A Tunisian boat carrying around 40 African migrants has been stranded off the country's coast without aid for more than a week after authorities refused to let them disembark there, the Red Crescent said on Monday.

Monji Slim, an official of the Tunisian Red Crescent, said the authorities had argued that Malta or Italy should accept the migrants. The Tunisian interior ministry declined to comment.

Slim told Reuters the boat was stuck 12 miles off the coast. "The African migrants at sea are in a bad condition after the vessel's captain refused to receive aid to pressure the Tunisian authorities to receive them, but no solution has been reached after 11 days at sea."

Last week, NGO WatchTheMed, which runs migrant sea rescue hotline Alarm Phone, indirectly accused Malta of breaking international law when it escorted the vessel into Tunisian waters. 

The government vehemently denied that allegation, saying that it had directed the vessel to the closest safe port, as it was obliged to do by law. 

It was not clear from where the migrants had originally set off before they were rescued by the Tunisian vessel.

The new Italian government has closed its ports to charity ships operating in the Mediterranean, saying the European Union must share the burden of accepting the hundreds of migrants who are plucked from waters each month, mostly off the Libyan coast.

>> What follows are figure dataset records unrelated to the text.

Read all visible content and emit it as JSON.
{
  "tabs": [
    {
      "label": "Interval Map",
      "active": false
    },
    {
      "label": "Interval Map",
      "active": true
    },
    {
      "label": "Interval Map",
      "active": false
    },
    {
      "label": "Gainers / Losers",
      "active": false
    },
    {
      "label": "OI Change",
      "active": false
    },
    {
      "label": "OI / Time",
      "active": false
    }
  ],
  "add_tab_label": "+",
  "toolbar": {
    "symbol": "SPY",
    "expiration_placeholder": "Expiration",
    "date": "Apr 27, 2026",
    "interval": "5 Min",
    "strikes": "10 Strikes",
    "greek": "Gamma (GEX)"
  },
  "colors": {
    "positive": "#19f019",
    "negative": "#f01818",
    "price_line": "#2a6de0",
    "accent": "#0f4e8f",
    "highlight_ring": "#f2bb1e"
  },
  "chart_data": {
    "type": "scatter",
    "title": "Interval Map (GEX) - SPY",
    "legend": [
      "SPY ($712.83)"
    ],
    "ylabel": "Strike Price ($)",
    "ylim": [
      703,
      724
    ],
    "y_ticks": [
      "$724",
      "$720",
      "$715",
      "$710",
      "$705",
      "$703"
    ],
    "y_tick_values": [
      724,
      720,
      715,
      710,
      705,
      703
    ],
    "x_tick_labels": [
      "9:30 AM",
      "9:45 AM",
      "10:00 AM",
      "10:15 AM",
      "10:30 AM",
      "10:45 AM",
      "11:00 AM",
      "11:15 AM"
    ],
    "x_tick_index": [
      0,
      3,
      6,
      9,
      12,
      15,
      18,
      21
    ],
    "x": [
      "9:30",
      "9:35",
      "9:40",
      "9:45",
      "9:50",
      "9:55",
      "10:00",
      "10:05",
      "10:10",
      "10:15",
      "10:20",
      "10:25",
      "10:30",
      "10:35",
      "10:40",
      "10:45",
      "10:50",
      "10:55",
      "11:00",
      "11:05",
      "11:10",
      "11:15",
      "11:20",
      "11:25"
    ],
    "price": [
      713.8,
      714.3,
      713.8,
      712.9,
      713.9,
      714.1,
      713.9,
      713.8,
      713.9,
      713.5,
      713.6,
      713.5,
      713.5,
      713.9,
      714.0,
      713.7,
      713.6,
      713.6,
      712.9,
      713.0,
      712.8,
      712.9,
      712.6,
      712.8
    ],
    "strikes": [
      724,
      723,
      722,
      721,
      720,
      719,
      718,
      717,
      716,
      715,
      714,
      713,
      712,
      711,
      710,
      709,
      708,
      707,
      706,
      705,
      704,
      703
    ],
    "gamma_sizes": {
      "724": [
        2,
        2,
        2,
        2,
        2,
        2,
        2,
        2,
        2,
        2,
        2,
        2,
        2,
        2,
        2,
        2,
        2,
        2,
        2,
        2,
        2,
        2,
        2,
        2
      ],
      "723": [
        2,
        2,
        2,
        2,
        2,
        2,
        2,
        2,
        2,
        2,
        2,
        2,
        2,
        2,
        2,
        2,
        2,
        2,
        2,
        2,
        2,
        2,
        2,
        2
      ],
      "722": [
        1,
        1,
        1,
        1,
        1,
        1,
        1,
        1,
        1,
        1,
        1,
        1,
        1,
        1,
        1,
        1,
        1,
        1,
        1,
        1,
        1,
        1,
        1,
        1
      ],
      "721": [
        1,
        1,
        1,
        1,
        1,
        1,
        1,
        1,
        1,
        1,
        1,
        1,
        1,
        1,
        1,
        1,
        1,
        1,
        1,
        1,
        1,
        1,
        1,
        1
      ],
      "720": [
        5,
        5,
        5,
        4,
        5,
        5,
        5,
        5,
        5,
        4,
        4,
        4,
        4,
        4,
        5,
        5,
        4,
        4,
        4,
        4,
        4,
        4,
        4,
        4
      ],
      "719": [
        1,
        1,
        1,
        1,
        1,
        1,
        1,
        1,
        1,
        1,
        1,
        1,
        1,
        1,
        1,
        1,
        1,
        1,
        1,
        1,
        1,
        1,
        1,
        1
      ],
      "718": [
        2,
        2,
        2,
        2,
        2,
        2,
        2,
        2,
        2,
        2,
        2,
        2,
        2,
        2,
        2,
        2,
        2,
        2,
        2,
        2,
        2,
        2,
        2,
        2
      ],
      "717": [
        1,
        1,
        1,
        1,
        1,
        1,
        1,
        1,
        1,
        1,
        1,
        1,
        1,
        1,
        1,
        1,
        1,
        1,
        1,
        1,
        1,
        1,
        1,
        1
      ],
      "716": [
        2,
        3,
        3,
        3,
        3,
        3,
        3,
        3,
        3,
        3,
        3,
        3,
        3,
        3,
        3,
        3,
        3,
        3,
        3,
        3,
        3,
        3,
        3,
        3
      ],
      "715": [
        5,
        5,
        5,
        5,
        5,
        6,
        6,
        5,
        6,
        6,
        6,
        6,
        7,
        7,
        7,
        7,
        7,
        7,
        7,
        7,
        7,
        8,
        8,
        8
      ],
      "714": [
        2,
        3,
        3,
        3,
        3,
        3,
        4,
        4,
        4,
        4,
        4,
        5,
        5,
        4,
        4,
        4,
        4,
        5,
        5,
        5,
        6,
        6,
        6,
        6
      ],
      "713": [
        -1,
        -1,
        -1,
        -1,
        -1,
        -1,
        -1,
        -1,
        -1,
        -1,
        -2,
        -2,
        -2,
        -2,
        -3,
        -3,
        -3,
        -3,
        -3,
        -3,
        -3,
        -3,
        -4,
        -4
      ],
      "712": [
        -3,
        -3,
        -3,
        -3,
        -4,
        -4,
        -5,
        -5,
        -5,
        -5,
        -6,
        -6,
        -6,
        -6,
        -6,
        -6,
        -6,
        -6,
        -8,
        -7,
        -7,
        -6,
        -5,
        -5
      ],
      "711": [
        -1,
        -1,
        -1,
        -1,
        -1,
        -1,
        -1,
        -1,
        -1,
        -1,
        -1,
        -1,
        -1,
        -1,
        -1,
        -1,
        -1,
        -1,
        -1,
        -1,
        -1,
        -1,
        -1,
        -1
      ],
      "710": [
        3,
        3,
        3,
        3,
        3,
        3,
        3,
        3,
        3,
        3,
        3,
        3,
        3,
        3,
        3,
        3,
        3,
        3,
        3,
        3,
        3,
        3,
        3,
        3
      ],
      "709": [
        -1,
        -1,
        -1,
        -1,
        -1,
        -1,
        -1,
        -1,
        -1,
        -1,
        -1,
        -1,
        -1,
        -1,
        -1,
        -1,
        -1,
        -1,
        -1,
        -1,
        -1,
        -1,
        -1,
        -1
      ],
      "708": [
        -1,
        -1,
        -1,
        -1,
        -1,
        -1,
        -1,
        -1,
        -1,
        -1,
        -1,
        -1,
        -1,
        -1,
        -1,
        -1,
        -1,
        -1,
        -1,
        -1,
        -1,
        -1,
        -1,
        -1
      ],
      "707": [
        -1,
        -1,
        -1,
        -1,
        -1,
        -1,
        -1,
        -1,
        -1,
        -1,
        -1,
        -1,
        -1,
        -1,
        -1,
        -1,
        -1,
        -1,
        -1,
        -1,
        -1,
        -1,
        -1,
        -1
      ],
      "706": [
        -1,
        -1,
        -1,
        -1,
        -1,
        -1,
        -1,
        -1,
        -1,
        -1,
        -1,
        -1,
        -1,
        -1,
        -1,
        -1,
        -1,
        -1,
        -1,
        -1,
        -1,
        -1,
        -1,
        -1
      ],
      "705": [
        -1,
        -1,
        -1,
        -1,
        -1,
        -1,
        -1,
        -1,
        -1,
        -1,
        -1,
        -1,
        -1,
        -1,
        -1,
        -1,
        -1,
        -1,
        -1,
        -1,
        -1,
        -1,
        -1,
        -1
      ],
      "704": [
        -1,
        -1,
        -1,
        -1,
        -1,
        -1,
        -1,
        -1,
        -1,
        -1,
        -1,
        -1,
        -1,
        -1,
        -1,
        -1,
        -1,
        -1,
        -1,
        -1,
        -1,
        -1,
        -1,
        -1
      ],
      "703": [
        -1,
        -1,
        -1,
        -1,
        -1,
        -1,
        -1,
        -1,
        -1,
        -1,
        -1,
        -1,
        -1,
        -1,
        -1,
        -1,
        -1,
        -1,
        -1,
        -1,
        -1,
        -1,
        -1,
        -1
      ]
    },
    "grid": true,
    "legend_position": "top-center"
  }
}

Rome called this month for migrant centres to be set up in Africa to stop a tide of asylum-seekers fleeing toward western Europe. Tunisia has rejected this proposal.

At least 80 migrants died when their boat sank off the Tunisian coast last month, one of the worst migrant boat accidents in the North African country of recent years.

Human traffickers are increasingly using Tunisia as a launch pad for migrants heading to Europe as the Libyan coast guard, aided by armed groups, has tightened controls.